For a couple of years now, the automotive and motorcycle industries have been struggling to keep up with global demand due to supply issues. More specifically, problems in the field of semiconductors have forced manufacturers to ramp down production, as well as cause the availability of certain features to be extremely scarce.
Unsurprisingly, given how ubiquitous technology is these days, nearly every single facet of our day-to-day lives is dependent on microchips—from our coffee makers, to yes, our motorbikes. So if you’ve been noticing your favorite dealerships being low on stock of premium models, the semiconductor shortage is partly to blame. That being said, there are indeed some workarounds to the issue, but it involves traveling back in time, so to speak. This is what Thai Honda Co, Honda’s Thailand-based arm, is doing.

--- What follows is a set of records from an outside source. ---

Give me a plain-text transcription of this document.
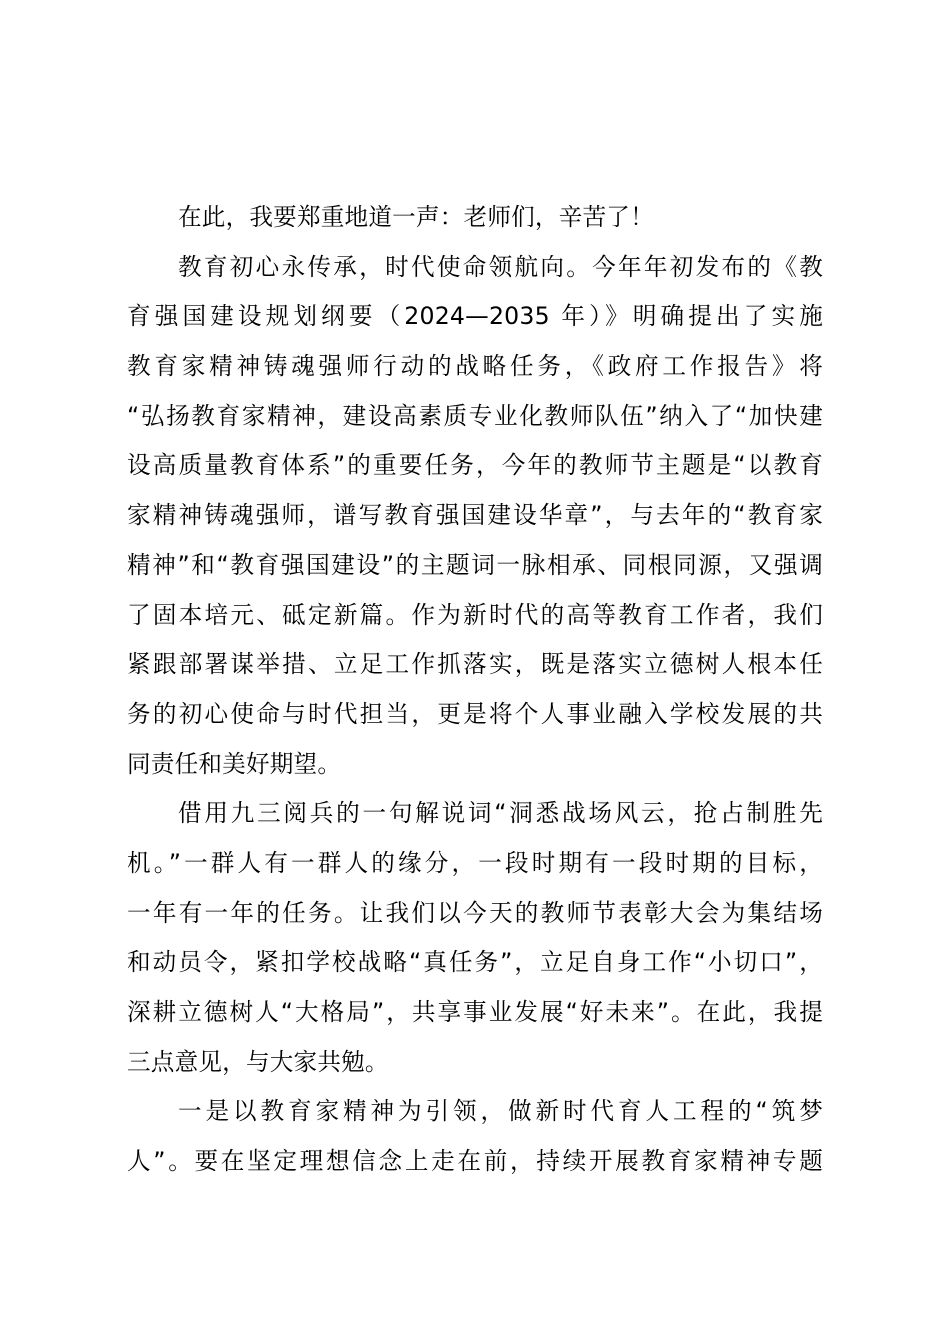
在此，我要郑重地道一声：老师们，辛苦了！
教育初心永传承，时代使命领航向。今年年初发布的《教
育强国建设规划纲要（2024—2035 年）》明确提出了实施
教育家精神铸魂强师行动的战略任务，《政府工作报告》将
“弘扬教育家精神，建设高素质专业化教师队伍”纳入了“加快建
设高质量教育体系”的重要任务，今年的教师节主题是“以教育
家精神铸魂强师，谱写教育强国建设华章”，与去年的“教育家
精神”和“教育强国建设”的主题词一脉相承、同根同源，又强调
了固本培元、砥定新篇。作为新时代的高等教育工作者，我们
紧跟部署谋举措、立足工作抓落实，既是落实立德树人根本任
务的初心使命与时代担当，更是将个人事业融入学校发展的共
同责任和美好期望。
借用九三阅兵的一句解说词“洞悉战场风云，抢占制胜先
机。”一群人有一群人的缘分，一段时期有一段时期的目标，
一年有一年的任务。让我们以今天的教师节表彰大会为集结场
和动员令，紧扣学校战略“真任务”，立足自身工作“小切口”，
深耕立德树人“大格局”，共享事业发展“好未来”。在此，我提
三点意见，与大家共勉。
一是以教育家精神为引领，做新时代育人工程的“筑梦
人”。要在坚定理想信念上走在前，持续开展教育家精神专题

Despite the prolonged semiconductor shortage, Honda is looking at achieving a 10-percent sales growth for 2022. According to Bangkok Post, the company looks to sell around 1.3 million units within the local market. So, how is Thai Honda Co able to keep up with demand despite supply issues? Well, it’s doing this by dialing back the technology of its motorcycles and streamlining its model range. In the same article by Bangkok Post, Shigeto Kimura, president of Thai Honda, said, “We have adjusted a business plan to make only certain types of motorcycles, those with so-called analogue odometers.”
So there you have it, something as simple as doing away with fancy LCD and TFT instrument panels can keep production on track, and mobility in check. But yes, this means sacrificing some of the premium features we have come to now and love—for now, at least. You see, experts suggest that the end of the semiconductor shortage is indeed in sight. As we’ve covered before, several manufacturers are investing heavily in the production of semiconductors, and a lot of new factories are beginning to churn out new chips.